2011: Liverpool Everyman closes and Playhouse celebrates a fantastic centenary year

by Dominic Beaumont. Published Wed 07 Dec 2011 16:43

Thanks to creative collaboration, the Everyman and Playhouse have this year produced a rich and ambitious programme, launched the two buildings into the future and reached out to many new audiences.

2011 has been a very busy year, with seven world premières, the 100th birthday celebrations of the Liverpool Repertory Company and the start of the journey to a new Everyman. After an absence of 15 years the Playhouse Studio was re-launched in October with the world première of The Swallowing Dark, which transferred to London’s theatre503 where it was nominated for five Offie awards. And Gemma Bodinetz’s production of Macbeth, featuring David Morrissey, has been shortlisted as Best Regional Production in the What’s On Stage Awards.

Co-productions with Fiery Angel, ETT, the Lyric Hammersmith, Nottingham Playhouse, Northern Stage, theatre503 and 20 Stories High have allowed the theatres’ productions to tour both near and far, including Edinburgh and Exeter, Toxteth and Toronto, Watford and the West End. By the end of 2011, Everyman and Playhouse productions will have been seen by more than 200,000 people outside Liverpool. And at home, the number of visitors from outside the city has increased by 40 per cent.

Next year the acclaimed Everyman production of The Caretaker with Jonathan Pryce will tour internationally, to Australia and the USA, culminating in a two-month run at New York’s Brooklyn Academy of Music. Macbeth with David Morrissey, the final production at the Everyman before the redevelopment, is now available to theatre audiences around the world as a downloadable film via Digital Theatre and has been nominated as Best Regional Production in the Whats On Stage Awards. And another national tour and London season will begin with a Liverpool run, in the form of a collaboration with Shakespeare’s Globe on Henry V.

Engagement with new audiences continues to grow with attendances by under 26s up by 52 per cent in 2011, while the verbatim play, Endz, toured with a professional cast and company to 11 community venues in Liverpool and Knowsley, including Norris Green, West Everton and Huyton, reaching 1,400 people.
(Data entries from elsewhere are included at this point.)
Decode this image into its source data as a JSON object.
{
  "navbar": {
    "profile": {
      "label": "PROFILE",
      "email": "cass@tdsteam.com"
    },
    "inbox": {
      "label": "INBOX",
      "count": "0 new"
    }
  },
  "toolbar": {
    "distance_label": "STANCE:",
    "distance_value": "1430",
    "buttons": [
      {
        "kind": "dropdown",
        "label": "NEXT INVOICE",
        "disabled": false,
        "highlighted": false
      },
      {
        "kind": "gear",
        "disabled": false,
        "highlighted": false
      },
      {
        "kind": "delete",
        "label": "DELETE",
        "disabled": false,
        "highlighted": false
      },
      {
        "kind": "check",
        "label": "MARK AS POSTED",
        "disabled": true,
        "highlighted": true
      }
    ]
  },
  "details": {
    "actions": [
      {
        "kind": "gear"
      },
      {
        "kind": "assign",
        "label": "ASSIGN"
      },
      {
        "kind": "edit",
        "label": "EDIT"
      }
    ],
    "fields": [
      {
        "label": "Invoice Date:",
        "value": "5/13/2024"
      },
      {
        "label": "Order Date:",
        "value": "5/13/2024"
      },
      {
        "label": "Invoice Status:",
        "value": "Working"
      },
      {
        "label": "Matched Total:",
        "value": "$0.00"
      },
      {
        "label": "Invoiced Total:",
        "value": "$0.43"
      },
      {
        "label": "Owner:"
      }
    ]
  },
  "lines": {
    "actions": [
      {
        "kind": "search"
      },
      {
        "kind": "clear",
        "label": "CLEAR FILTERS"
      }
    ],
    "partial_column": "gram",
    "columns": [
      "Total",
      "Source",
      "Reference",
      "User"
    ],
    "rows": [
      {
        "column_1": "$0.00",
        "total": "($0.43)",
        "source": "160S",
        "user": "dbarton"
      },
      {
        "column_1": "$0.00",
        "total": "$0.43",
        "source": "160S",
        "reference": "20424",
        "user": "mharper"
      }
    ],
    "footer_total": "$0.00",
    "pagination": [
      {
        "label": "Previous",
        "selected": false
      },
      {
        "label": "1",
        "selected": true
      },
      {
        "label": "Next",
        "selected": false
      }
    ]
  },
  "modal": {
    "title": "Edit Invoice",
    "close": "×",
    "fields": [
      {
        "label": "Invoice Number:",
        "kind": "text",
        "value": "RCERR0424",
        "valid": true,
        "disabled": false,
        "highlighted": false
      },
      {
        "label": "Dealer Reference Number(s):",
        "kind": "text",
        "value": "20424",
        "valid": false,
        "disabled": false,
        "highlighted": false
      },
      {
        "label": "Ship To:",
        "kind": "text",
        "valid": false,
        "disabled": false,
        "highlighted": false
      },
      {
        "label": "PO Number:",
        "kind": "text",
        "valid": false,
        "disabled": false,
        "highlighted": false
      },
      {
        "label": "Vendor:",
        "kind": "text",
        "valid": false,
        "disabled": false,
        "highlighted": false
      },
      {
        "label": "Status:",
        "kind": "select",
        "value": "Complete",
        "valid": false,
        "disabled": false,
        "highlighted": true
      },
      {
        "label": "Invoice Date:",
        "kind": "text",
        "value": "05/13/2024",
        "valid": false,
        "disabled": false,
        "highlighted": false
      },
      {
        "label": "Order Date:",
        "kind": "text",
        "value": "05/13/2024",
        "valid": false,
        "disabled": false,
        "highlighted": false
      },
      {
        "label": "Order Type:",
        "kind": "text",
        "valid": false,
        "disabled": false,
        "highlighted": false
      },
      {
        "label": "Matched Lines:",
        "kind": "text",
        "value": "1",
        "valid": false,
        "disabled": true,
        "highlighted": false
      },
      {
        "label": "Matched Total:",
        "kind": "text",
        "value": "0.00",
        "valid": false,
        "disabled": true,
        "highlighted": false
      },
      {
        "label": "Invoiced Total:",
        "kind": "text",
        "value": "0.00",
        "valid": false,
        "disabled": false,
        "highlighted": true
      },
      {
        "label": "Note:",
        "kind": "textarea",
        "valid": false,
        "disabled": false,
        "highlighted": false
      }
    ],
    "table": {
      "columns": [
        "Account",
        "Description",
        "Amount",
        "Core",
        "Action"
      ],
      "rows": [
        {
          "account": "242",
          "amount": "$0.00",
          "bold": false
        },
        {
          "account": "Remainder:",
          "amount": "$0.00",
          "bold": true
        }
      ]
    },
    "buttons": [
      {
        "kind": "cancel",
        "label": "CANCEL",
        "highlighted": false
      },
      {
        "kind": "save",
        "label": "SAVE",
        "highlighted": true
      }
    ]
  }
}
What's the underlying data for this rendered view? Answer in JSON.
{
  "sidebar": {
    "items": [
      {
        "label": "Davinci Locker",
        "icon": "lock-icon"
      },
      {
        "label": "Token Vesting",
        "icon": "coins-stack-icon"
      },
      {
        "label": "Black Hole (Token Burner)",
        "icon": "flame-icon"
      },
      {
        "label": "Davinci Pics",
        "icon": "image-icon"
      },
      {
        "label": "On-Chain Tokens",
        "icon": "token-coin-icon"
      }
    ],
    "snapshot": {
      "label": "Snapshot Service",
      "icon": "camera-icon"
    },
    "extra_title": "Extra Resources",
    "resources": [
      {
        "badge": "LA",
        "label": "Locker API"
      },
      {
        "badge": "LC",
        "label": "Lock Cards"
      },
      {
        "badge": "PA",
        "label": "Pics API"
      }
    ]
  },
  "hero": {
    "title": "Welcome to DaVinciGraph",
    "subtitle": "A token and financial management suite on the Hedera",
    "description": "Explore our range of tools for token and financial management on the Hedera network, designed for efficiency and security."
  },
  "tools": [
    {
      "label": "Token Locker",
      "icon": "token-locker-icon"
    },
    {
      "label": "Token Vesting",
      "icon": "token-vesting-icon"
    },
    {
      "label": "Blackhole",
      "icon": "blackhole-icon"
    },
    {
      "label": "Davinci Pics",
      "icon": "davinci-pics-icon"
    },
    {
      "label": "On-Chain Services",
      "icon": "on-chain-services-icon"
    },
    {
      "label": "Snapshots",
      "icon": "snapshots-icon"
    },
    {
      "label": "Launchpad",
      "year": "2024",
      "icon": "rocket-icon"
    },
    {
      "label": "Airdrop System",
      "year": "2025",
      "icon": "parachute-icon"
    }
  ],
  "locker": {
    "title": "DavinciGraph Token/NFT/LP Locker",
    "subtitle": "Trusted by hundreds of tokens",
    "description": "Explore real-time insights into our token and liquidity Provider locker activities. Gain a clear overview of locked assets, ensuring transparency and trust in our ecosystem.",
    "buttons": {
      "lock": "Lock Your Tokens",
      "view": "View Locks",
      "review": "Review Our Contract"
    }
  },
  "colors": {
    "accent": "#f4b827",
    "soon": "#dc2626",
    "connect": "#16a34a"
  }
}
The extensive ongoing outreach programme of work with young people in North Liverpool, Toxteth, Alt Valley and East Liverpool saw over 7,000 under 26s engage with cultural and creative projects including West Everton Symbol of Hope, ‘The Pad’, a creative space for young people in a disused shop in Norris Green, and De:Light, a project for young people to train alongside professional technicians, developing skills and experience ‘on the job’ in lighting, sound and audio-visual media.

In the New Year the theatres will launch Young Everyman/Playhouse (YEP), an initiative, funded by Arts Council England’s Grants for the Arts, which will put young people at the heart of the organisation. Aimed at 14 to 25 years-olds YEP will build on the existing work of the theatres’ outreach, education and Youth Theatre programmes to nurture the writers and actors, the technicians, the audiences and the cultural leaders of the future.

2011 has also been a dynamic year for new work, with three new plays - Dead Heavy Fantastic by Robert Farquhar, Lizzie Nunnery’s The Swallowing Dark and Tiny Volcanoes by Laurence Wilson - becoming full productions. The theatres also collaborated with 20 Stories High to support a regional and national tour of Laurence Wilson’s Brian Way Award-winning play for young audiences, Blackberry Trout Face.

The Young Writers' Programme received a record number of applications this year. Graduates of that programme Joe Ward Munrow and Mwewa Sumbwanyambe have been Shortlisted for the prestigious Alfred Bradley Award. And Joy Wilkinson’s nomination as finalist in the international Susan Smith Blackburn Award was the fourth consecutive year one of the theatres’ writers has been recognised in this way.

PLAYHOUSE 100th BIRTHDAY

This mighty milestone was celebrated with a gala performance of The Ladykillers and the launch of a new book, Liverpool Playhouse: A Theatre and Its City and a promenade performance by High Hearted Theatre.

Liverpool Playhouse: A Theatre and Its City is available direct from Everyman and Playhouse for £20 (rrp £25) here:

https://tickets.everymanplayhouse.com/public/merchandise_list.asp

Images of the 100th Birthday are here:

http://www.everymanplayhouse.com/News/Centenary_Day___in_pictures/726.aspx

EVERYMAN FINALE

Before work began on the brand new Everyman, more than 3,000 people joined us in celebrating the first 47 years of its history with a special send-off on Hope Street on the evening of Saturday 2 July.